When the brunette had pushed the last bundle of bills from the last drawer into the bag, Shae flashed her a smile. “Thanks. Now, down on floor with ye.”

The teller sank to the floor with a whimper.

Shae vaulted over the counter and strode toward me. The bag swayed heavily in her grasp. We hadn’t even considered hitting the vault. There was enough in that bag for a clean start. We weren’t greedy.

She reached me and held out the bag. “Be a gentleman for once, why don’t ye?”

I reached for the bag.

More shots rang out.

Shae’s eyes widened in surprise. Her mouth fell open and a light gurgle escaped. Confusion, then sadness, came into her eyes. She collapsed to the floor. All of that happened in less than a second, but it was burned into my memory for a thousand years.

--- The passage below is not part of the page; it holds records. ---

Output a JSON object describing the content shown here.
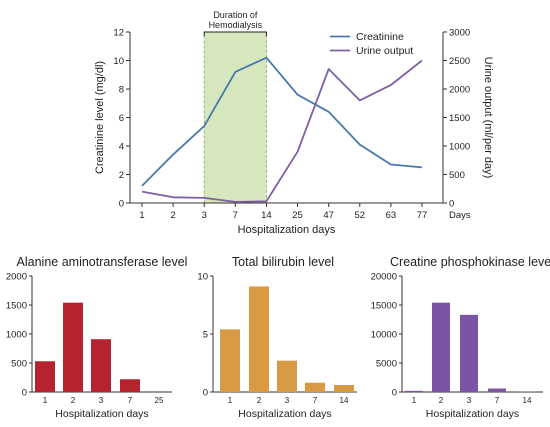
{
  "chart_data": [
    {
      "type": "line",
      "x": [
        "1",
        "2",
        "3",
        "7",
        "14",
        "25",
        "47",
        "52",
        "63",
        "77"
      ],
      "xlabel": "Hospitalization days",
      "x_unit_label": "Days",
      "ylabel": "Creatinine level (mg/dl)",
      "ylim": [
        0,
        12
      ],
      "yticks": [
        0,
        2,
        4,
        6,
        8,
        10,
        12
      ],
      "y2label": "Urine output (ml/per day)",
      "y2lim": [
        0,
        3000
      ],
      "y2ticks": [
        0,
        500,
        1000,
        1500,
        2000,
        2500,
        3000
      ],
      "legend_position": "top-right",
      "series": [
        {
          "name": "Creatinine",
          "axis": "left",
          "color": "#4a78ad",
          "values": [
            1.2,
            3.4,
            5.4,
            9.2,
            10.2,
            7.6,
            6.4,
            4.1,
            2.7,
            2.5
          ]
        },
        {
          "name": "Urine output",
          "axis": "right",
          "color": "#7e60a1",
          "values": [
            200,
            100,
            90,
            20,
            30,
            900,
            2350,
            1800,
            2070,
            2500
          ]
        }
      ],
      "annotations": [
        {
          "text_line1": "Duration of",
          "text_line2": "Hemodialysis",
          "from_x": "3",
          "to_x": "14",
          "fill": "#d6e7bd",
          "border": "#8aa85a"
        }
      ]
    },
    {
      "type": "bar",
      "title": "Alanine aminotransferase level",
      "xlabel": "Hospitalization days",
      "categories": [
        "1",
        "2",
        "3",
        "7",
        "25"
      ],
      "values": [
        530,
        1540,
        910,
        220,
        0
      ],
      "ylim": [
        0,
        2000
      ],
      "yticks": [
        0,
        500,
        1000,
        1500,
        2000
      ],
      "color": "#b5232f"
    },
    {
      "type": "bar",
      "title": "Total bilirubin level",
      "xlabel": "Hospitalization days",
      "categories": [
        "1",
        "2",
        "3",
        "7",
        "14"
      ],
      "values": [
        5.4,
        9.1,
        2.7,
        0.8,
        0.6
      ],
      "ylim": [
        0,
        10
      ],
      "yticks": [
        0,
        5,
        10
      ],
      "color": "#d99a44"
    },
    {
      "type": "bar",
      "title": "Creatine phosphokinase level",
      "xlabel": "Hospitalization days",
      "categories": [
        "1",
        "2",
        "3",
        "7",
        "14"
      ],
      "values": [
        200,
        15400,
        13300,
        600,
        50
      ],
      "ylim": [
        0,
        20000
      ],
      "yticks": [
        0,
        5000,
        10000,
        15000,
        20000
      ],
      "color": "#7b55a3"
    }
  ]
}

I wheeled around, firing in the direction of the shots. Customers screamed in panic. Some crawled toward a wall or a desk, while others scampered toward the back of the bank, hunched over and shuffling their feet as quickly as they could.

The shooter was a man in his forties. He was thin and resolute. I learned later that he was a cop and looking back, I should have made him right away. But he had blended right in with the other customers. Now he was crouched and duck-walking toward one of the desks.

“You motherfucker!” I screamed and fired directly at him. The bullet struck low in front of him, ripping out a chunk of tile and whizzing off. Before I could fire again, he reached the desk and took cover.